Tennessee gets 1,900 jobs as GM to reopen site

photo Autoworkers cheer a Monday announcement that GM will begin building the Chevrolet Equinox at the automaker's plant in Spring Hill, Tenn., next year, and a midsized vehicle for the 2015 model year. The total investment of $255 million is projected to create nearly 1,900 jobs.
photo The Chevrolet Equinox will be built at the GM plant in Spring City, Tenn., next year.

DETROIT -- General Motors on Monday said it planned to bring nearly 700 jobs back to its idled assembly plant in Spring Hill, Tenn., next year for work on any of the company's cars whenever extra production is needed.

Such a flexible plant, which GM said would allow for "real-time reaction to sales spikes in a given car or crossover," would be unusual in the auto industry. The company said it would spend $61 million preparing the plant to start building the Chevrolet Equinox, a small Canadian-built crossover for which GM has had difficulty keeping up with demand, in the second half of 2012.

GM said it would later add about 1,200 more jobs at the plant and invest $183 million to build a new midsize vehicle there for the 2015 model year.

GM agreed in September to reopen the Spring Hill plant as part of its four-year labor agreement with the United Automobile Workers union.
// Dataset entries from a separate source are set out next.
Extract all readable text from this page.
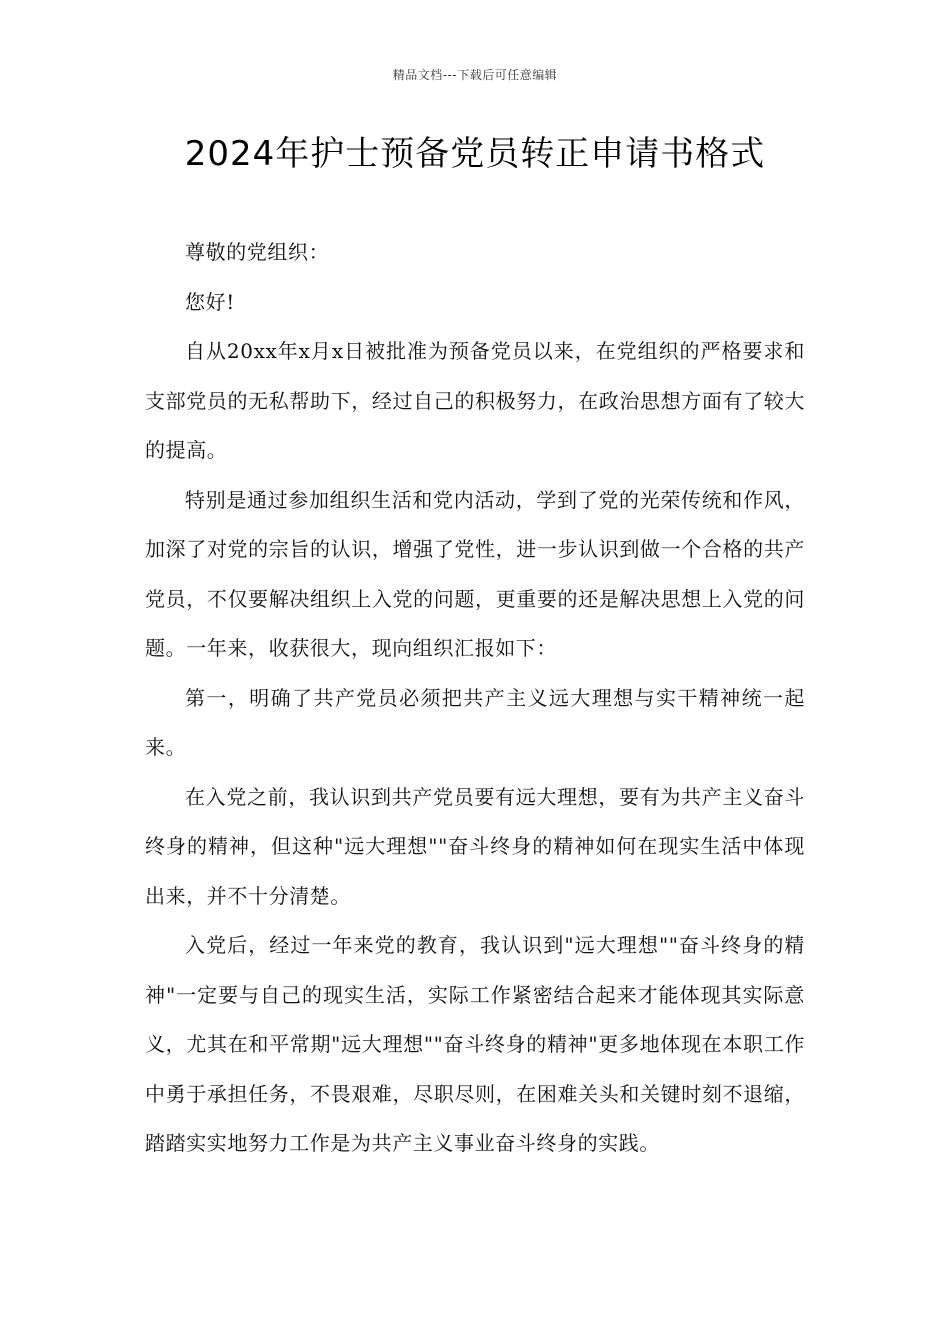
精品文档---下载后可任意编辑
2024年护士预备党员转正申请书格式

尊敬的党组织：

您好!

自从20xx年x月x日被批准为预备党员以来，在党组织的严格要求和支部党员的无私帮助下，经过自己的积极努力，在政治思想方面有了较大的提高。

特别是通过参加组织生活和党内活动，学到了党的光荣传统和作风，加深了对党的宗旨的认识，增强了党性，进一步认识到做一个合格的共产党员，不仅要解决组织上入党的问题，更重要的还是解决思想上入党的问题。一年来，收获很大，现向组织汇报如下：

第一，明确了共产党员必须把共产主义远大理想与实干精神统一起来。

在入党之前，我认识到共产党员要有远大理想，要有为共产主义奋斗终身的精神，但这种"远大理想""奋斗终身的精神如何在现实生活中体现出来，并不十分清楚。

入党后，经过一年来党的教育，我认识到"远大理想""奋斗终身的精神"一定要与自己的现实生活，实际工作紧密结合起来才能体现其实际意义，尤其在和平常期"远大理想""奋斗终身的精神"更多地体现在本职工作中勇于承担任务，不畏艰难，尽职尽则，在困难关头和关键时刻不退缩，踏踏实实地努力工作是为共产主义事业奋斗终身的实践。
The assembly plant, originally the home of GM's now-defunct Saturn brand, shut down in 2009, though an engine plant on the site remains in operation.

"Spring Hill has a history as one of GM's most innovative and flexible plants," Cathy Clegg, GM's vice president of labor relations, said in a statement. "We're pleased that, working together with the UAW, we were able to build on that history and develop a plan to resume production at Spring Hill."
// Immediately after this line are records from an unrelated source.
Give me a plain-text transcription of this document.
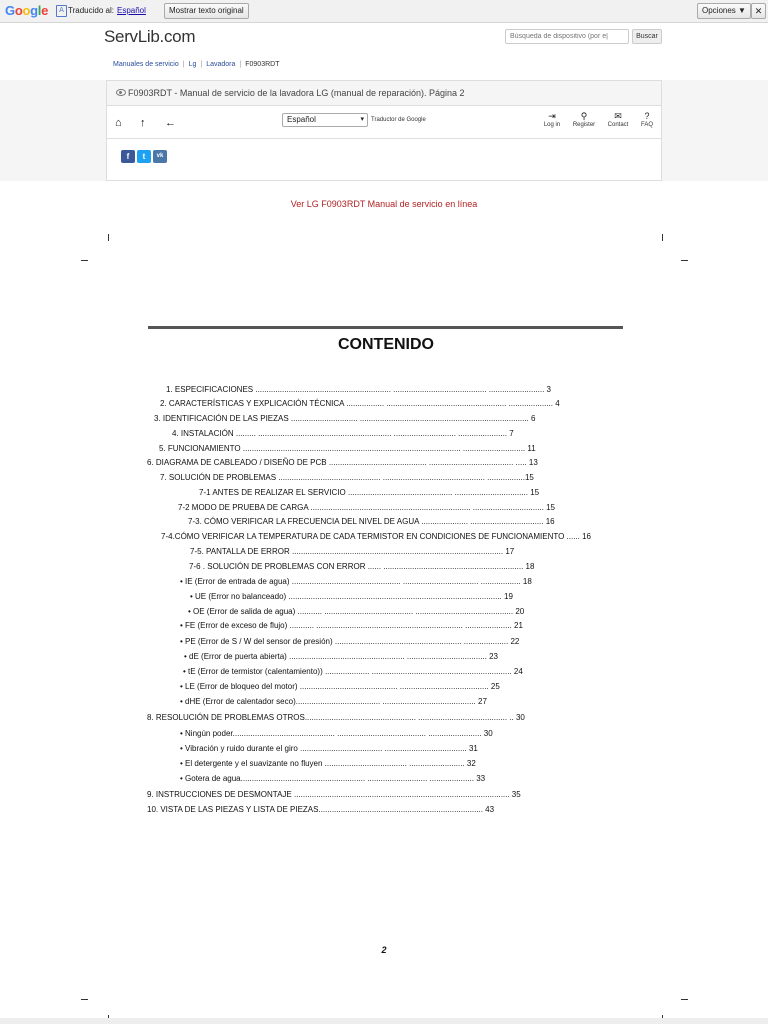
Google	A Traducido al: Español	Mostrar texto original	Opciones ▼ ✕
ServLib.com
Búsqueda de dispositivo (por e|	Buscar
Manuales de servicio | Lg | Lavadora | F0903RDT
F0903RDT - Manual de servicio de la lavadora LG (manual de reparación). Página 2
⌂ ↑ ←	Español	▾ Traductor de Google	⇥
Log in
⚲
Register
✉
Contact
?
FAQ
f	t	vk
Ver LG F0903RDT Manual de servicio en línea
CONTENIDO
1. ESPECIFICACIONES ............................................................. .......................................... ......................... 3
2. CARACTERÍSTICAS Y EXPLICACIÓN TÉCNICA ................. ...................................................... .................... 4
3. IDENTIFICACIÓN DE LAS PIEZAS .............................. ............................................................................ 6
4. INSTALACIÓN ......... ............................................................ ............................ ...................... 7
5. FUNCIONAMIENTO .................................................................................................. ............................ 11
6. DIAGRAMA DE CABLEADO / DISEÑO DE PCB ............................................ ...................................... ..... 13
7. SOLUCIÓN DE PROBLEMAS .............................................. .............................................. .................15
7-1 ANTES DE REALIZAR EL SERVICIO ............................................... ................................. 15
7-2 MODO DE PRUEBA DE CARGA ........................................................................ ................................ 15
7-3. CÓMO VERIFICAR LA FRECUENCIA DEL NIVEL DE AGUA ..................... ................................. 16
7-4.CÓMO VERIFICAR LA TEMPERATURA DE CADA TERMISTOR EN CONDICIONES DE FUNCIONAMIENTO ...... 16
7-5. PANTALLA DE ERROR ............................................................................................... 17
7-6 . SOLUCIÓN DE PROBLEMAS CON ERROR ...... ............................................................... 18
• IE (Error de entrada de agua) ................................................. .................................. .................. 18
• UE (Error no balanceado) ................................................................................................ 19
• OE (Error de salida de agua) ........... ........................................ ............................................ 20
• FE (Error de exceso de flujo) ........... .................................................................. ..................... 21
• PE (Error de S / W del sensor de presión) ......................................................... .................... 22
• dE (Error de puerta abierta) .................................................... .................................... 23
• tE (Error de termistor (calentamiento)) .................... ............................................................... 24
• LE (Error de bloqueo del motor) ............................................ ........................................ 25
• dHE (Error de calentador seco)...................................... .......................................... 27
8. RESOLUCIÓN DE PROBLEMAS OTROS.................................................. ........................................ .. 30
• Ningún poder.............................................. ........................................ ........................ 30
• Vibración y ruido durante el giro ..................................... ..................................... 31
• El detergente y el suavizante no fluyen ..................................... ......................... 32
• Gotera de agua........................................................ ........................... .................... 33
9. INSTRUCCIONES DE DESMONTAJE ................................................................................................. 35
10. VISTA DE LAS PIEZAS Y LISTA DE PIEZAS.......................................................................... 43
2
Though the event was largely celebratory, the workers loudly booed Bob Corker, the Republican senator from Tennessee, who criticized the union during Congressional hearings in 2008 that led to the federal government bailouts of GM and Chrysler.

GM and UAW officials said they expected to hire 400 to 500 new workers as part of the first round of jobs coming back to the plant. Those workers would be paid entry-level wages, which start at about $15 an hour, a little more than half as much as full-wage workers earn.

"The best economic stimulus that there is a job," Rep. Marsha Blackburn, R-Tenn., said at a ceremony at the plant Monday. "And Spring Hill is going to have plenty of new jobs coming in."

A small number of the workers who were laid off when the plant closed remain in the area, about 30 miles south of Nashville. Others transferred to GM plants in other states, but of those who did, only 280 chose a relocation package that allowed them to automatically transfer back to Spring Hill when the plant reopened. About 800 others gave up that right by choosing to take a $30,000 lump-sum relocation payment, Clegg said on a conference call with reporters.

Most of the dislocated former Spring Hill employees now work in Lansing, Mich. Some left their families behind in Tennessee and were hoping the plant's resurrection would mean they could return home.

Joe Ashton, a UAW vice president who leads the union's GM department, said it was unclear how many of the Spring Hill jobs would be on the entry-level pay scale because some of the former employees who transferred would undoubtedly want to stay at their new plant.

Clegg said the plan to build the Equinox in Spring Hill would not affect production of the vehicle at two plants in Canada where it is currently built. Sales of the Equinox are up 45 percent in the United States this year, and it has been consistently in short supply since being redesigned more than two years ago.

The reopening of GM's Spring Hill plant was a major victory for the union during the contract negotiations. The UAW president, Bob King, said he believed getting the plant back online and persuading the three Detroit automakers to commit to adding nearly 20,000 new jobs over all was more critical than asking for wage increases.

"Collectively in the UAW, we made a decision to make the communities in America our No. 1 priority," King told workers who gathered at the plant Monday for the announcement. "Most important to us was creating jobs for more Americans."

The mayor of Spring Hill, Michael Dinwiddie, called the plant's reopening "a tremendous moment in history" and expressed his elation that GM was coming back to "this underdog of a city that almost everyone had written off."